Royal Institute of Technology (KTH), NADA, S-100 44 Stockholm, Sweden.
IEEE Trans Pattern Anal Mach Intell. 1987 Jun;9(6):726-41. doi: 10.1109/tpami.1987.4767980.
Edge detection in a gray-scale image at a fine resolution typically yields noise and unnecessary detail, whereas edge detection at a coarse resolution distorts edge contours. We show that ``edge focusing'', i.e., a coarse-to-fine tracking in a continuous manner, combines high positional accuracy with good noise-reduction. This is of vital interest in several applications. Junctions of different kinds are in this way restored with high precision, which is a basic requirement when performing (projective) geometric analysis of an image for the purpose of restoring the three-dimensional scene. Segmentation of a scene using geometric clues like parallelism, etc., is also facilitated by the algorithm, since unnecessary detail has been filtered away. There are indications that an extension of the focusing algorithm can classify edges, to some extent, into the categories diffuse and nondiffuse (for example diffuse illumination edges). The edge focusing algorithm contains two parameters, namely the coarseness of the resolution in the blurred image from where we start the focusing procedure, and a threshold on the gradient magnitude at this coarse level. The latter parameter seems less critical for the behavior of the algorithm and is not present in the focusing part, i.e., at finer resolutions. The step length of the scale parameter in the focusing scheme has been chosen so that edge elements do not move more than one pixel per focusing step.

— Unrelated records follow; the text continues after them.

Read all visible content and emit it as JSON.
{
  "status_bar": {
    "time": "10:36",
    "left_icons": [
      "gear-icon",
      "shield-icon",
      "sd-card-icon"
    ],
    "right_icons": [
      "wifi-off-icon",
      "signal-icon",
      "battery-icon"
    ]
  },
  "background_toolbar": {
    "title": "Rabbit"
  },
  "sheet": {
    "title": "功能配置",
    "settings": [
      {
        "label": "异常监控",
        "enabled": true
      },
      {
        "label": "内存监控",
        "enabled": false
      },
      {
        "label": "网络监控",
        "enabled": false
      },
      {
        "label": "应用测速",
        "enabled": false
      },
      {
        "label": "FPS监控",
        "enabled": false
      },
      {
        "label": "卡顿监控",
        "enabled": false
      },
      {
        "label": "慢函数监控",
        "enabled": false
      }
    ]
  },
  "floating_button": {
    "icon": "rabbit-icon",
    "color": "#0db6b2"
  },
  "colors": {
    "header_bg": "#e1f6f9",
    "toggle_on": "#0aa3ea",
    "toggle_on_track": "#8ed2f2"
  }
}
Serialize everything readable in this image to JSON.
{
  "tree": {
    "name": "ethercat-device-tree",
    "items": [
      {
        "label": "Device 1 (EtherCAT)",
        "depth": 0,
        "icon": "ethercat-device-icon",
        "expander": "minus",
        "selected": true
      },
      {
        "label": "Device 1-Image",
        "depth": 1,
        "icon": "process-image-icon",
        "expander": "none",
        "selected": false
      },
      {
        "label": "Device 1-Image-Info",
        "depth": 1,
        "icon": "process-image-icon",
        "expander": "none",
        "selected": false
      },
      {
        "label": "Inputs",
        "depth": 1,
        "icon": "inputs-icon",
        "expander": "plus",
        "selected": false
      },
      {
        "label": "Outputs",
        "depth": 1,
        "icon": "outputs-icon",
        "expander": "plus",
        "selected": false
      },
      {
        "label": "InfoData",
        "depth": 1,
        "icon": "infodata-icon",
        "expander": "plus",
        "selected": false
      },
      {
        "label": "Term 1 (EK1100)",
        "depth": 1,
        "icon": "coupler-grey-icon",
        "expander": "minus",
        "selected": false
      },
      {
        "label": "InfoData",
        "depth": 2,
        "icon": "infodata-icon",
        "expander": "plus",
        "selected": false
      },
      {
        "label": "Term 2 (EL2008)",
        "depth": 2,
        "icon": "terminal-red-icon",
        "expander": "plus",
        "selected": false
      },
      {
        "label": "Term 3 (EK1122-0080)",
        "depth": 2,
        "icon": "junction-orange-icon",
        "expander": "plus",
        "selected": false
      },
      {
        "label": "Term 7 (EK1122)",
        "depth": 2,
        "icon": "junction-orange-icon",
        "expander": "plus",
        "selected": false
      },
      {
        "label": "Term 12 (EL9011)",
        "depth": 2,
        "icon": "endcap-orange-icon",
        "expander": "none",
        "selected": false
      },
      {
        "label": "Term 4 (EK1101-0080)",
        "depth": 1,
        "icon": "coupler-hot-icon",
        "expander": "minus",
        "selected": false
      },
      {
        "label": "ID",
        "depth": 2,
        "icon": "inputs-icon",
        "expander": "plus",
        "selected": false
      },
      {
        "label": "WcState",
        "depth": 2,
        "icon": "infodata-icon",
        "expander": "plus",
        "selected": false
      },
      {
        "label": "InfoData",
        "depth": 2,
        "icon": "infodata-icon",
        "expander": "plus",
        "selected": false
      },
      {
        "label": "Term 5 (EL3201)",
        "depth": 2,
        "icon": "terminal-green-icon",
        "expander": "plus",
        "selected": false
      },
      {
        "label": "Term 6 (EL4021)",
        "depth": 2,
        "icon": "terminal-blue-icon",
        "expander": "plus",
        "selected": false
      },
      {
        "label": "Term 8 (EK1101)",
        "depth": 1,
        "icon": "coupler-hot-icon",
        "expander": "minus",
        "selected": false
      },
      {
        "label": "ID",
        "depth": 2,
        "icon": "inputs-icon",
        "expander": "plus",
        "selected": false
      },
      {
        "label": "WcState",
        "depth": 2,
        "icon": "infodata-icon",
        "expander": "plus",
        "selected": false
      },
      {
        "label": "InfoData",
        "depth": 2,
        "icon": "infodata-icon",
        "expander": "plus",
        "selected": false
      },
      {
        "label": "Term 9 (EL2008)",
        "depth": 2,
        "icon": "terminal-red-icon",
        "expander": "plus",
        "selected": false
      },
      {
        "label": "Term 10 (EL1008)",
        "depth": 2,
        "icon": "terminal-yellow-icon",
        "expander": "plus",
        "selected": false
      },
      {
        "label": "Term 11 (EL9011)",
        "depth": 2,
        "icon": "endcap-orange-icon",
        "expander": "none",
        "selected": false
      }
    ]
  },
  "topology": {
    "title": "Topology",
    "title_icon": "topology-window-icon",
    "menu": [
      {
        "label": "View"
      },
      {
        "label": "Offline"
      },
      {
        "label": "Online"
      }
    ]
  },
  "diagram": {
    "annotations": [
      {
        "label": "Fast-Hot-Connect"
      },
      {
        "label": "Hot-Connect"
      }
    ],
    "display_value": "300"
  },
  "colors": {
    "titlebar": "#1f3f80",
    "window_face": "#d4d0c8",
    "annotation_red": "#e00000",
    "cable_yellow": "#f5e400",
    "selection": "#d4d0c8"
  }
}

在高分辨率的灰度图像中进行边缘检测通常会产生噪声和不必要的细节,而在低分辨率下进行边缘检测则会扭曲边缘轮廓。我们表明,“边缘聚焦”,即在连续的方式中进行从粗到细的跟踪,将高精度与良好的降噪相结合。这在几个应用中非常重要。不同类型的交点就是以这种方式高精度恢复的,这是为了恢复三维场景而对图像进行(射影)几何分析时的基本要求。使用平行等几何线索对场景进行分割也会受到算法的促进,因为不需要的细节已经被过滤掉了。有迹象表明,聚焦算法的扩展可以在某种程度上将边缘分类为扩散和非扩散(例如扩散照明边缘)。边缘聚焦算法包含两个参数,即模糊图像中分辨率的粗糙程度,以及在该粗糙级别上梯度幅度的阈值。后一个参数对算法的行为不太关键,并且在聚焦部分(即更精细的分辨率)中不存在。聚焦方案中尺度参数的步长选择为使得边缘元素在每个聚焦步骤中移动不超过一个像素。